For lower-priority leads outside the named-account list, a structured medical affairs and educational nurture is the right answer. Our post-conference follow-up playbook covers cadence and segmentation. Pair that with the pre-show outreach approach in our pre-conference email campaigns guide to run a coordinated 90-day pre-/post-ASCO motion rather than a one-week booth push.

Common Mistakes Vendors Make at ASCO

Underspending on KOL engagement and overspending on booth fabrication. A six-figure booth with no investigator dinners, no advisory board, and no satellite symposium will be out-converted by a smaller booth paired with a serious KOL engagement program every single year. Spend the marginal dollar on the people who shape opinion, not on the carpet.

Treating ASCO like a generic lead-gen show. Badge-scan-and-drip campaigns destroy the credibility of oncology brands. The audience is too sophisticated and too small for that approach. Build the program around content, education, and named-account engagement, and treat lead capture as a secondary output.

Ignoring the international attendee base. Roughly a third of ASCO attendees travel from outside the U.S. If your product has ex-U.S. commercial plans, your booth, your symposia, and your follow-up should reflect that — multilingual print, EU/APAC labeled-indication content, and regional commercial leaders staffed at the booth at predictable hours.

Poor coordination across medical, commercial, and IR. The three functions that should be most tightly integrated at ASCO often run as parallel silos. Medical affairs schedules KOL meetings that conflict with commercial product theaters. IR books analyst meetings during the abstract presentation. Commercial sends reps into booth shifts that overlap with their own satellite symposium. A single ASCO program manager with authority across all three functions is the single highest-leverage organizational investment you can make.

Walking away from regional follow-on opportunities. ASCO Annual is the main event, but ASCO GI, ASCO GU, ASCO Breast, ASCO Quality Care, and the various tumor-type ASCO meetings throughout the year produce real pipeline for vendors with focused indications. Companies that compound their Annual investment with strategic presence at the symposia outperform companies that treat ASCO Annual as a one-and-done.

Should You Exhibit at ASCO in 2026?

Yes, if you sell oncology drugs, biosimilars, radiation oncology equipment, surgical oncology platforms, biopsy and tissue acquisition systems, molecular diagnostics and liquid biopsy, clinical decision support, oncology informatics, or patient services that interact with academic cancer centers. ASCO is the single highest-leverage clinical and commercial moment of the year for those categories, and the cost of not being present is competitive narrative loss that compounds across the rest of the calendar.

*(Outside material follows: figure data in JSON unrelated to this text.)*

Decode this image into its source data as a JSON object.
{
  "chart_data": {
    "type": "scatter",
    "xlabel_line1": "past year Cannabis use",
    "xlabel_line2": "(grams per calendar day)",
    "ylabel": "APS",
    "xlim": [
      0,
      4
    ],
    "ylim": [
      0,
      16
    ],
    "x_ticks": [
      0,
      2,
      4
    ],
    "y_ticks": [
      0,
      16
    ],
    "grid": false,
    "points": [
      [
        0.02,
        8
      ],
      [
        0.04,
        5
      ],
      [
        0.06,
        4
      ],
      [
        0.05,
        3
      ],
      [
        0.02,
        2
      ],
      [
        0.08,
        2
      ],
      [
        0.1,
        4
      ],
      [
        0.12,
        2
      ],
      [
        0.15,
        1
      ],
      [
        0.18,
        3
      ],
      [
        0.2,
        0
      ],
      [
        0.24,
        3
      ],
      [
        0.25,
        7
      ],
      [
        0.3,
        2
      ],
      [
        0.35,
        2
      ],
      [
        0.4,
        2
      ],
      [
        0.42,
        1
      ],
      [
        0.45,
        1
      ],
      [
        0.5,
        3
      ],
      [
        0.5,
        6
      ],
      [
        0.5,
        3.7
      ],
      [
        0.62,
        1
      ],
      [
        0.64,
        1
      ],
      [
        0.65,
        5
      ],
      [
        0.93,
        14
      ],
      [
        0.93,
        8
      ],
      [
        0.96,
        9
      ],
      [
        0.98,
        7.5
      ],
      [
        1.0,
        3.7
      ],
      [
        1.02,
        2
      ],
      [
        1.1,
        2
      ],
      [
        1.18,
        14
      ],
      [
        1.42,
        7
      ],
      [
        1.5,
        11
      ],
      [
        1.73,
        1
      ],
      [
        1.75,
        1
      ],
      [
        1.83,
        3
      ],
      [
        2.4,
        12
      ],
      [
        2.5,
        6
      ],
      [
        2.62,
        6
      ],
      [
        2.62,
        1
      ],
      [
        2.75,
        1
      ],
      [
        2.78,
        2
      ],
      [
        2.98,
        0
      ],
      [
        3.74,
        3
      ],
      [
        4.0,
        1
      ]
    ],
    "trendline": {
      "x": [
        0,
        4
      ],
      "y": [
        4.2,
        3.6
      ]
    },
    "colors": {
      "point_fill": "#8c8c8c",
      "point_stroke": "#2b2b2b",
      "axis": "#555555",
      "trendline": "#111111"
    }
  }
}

Maybe, if your buyer is the community oncology practice manager or infusion clinic administrator. Community Oncology Alliance, ASCO Quality Care Symposium, and state oncology society meetings are often higher-ROI for that audience. ASCO Annual can still be relevant if you have data to present or a thought-leadership play, but a $200K+ commitment for community-oncology lead gen specifically usually does not clear ROI.

If you're trying to model whether your ASCO program will pay back, build the math the way our team does for clients: estimate the all-in cost including booth, satellite symposia, KOL engagement, travel, staffing, and pre-/post-show outreach. Divide by your average net-of-rebate annual revenue per academic center adoption. Ask whether 4–8 new academic cancer center adoptions in the next 12–18 months would justify the spend. For most oncology-focused commercial teams the answer is unambiguously yes — but only if the pre- and post-show motion is built with the discipline of a product launch. Our broader medical conference marketing ROI framework walks through the underlying model.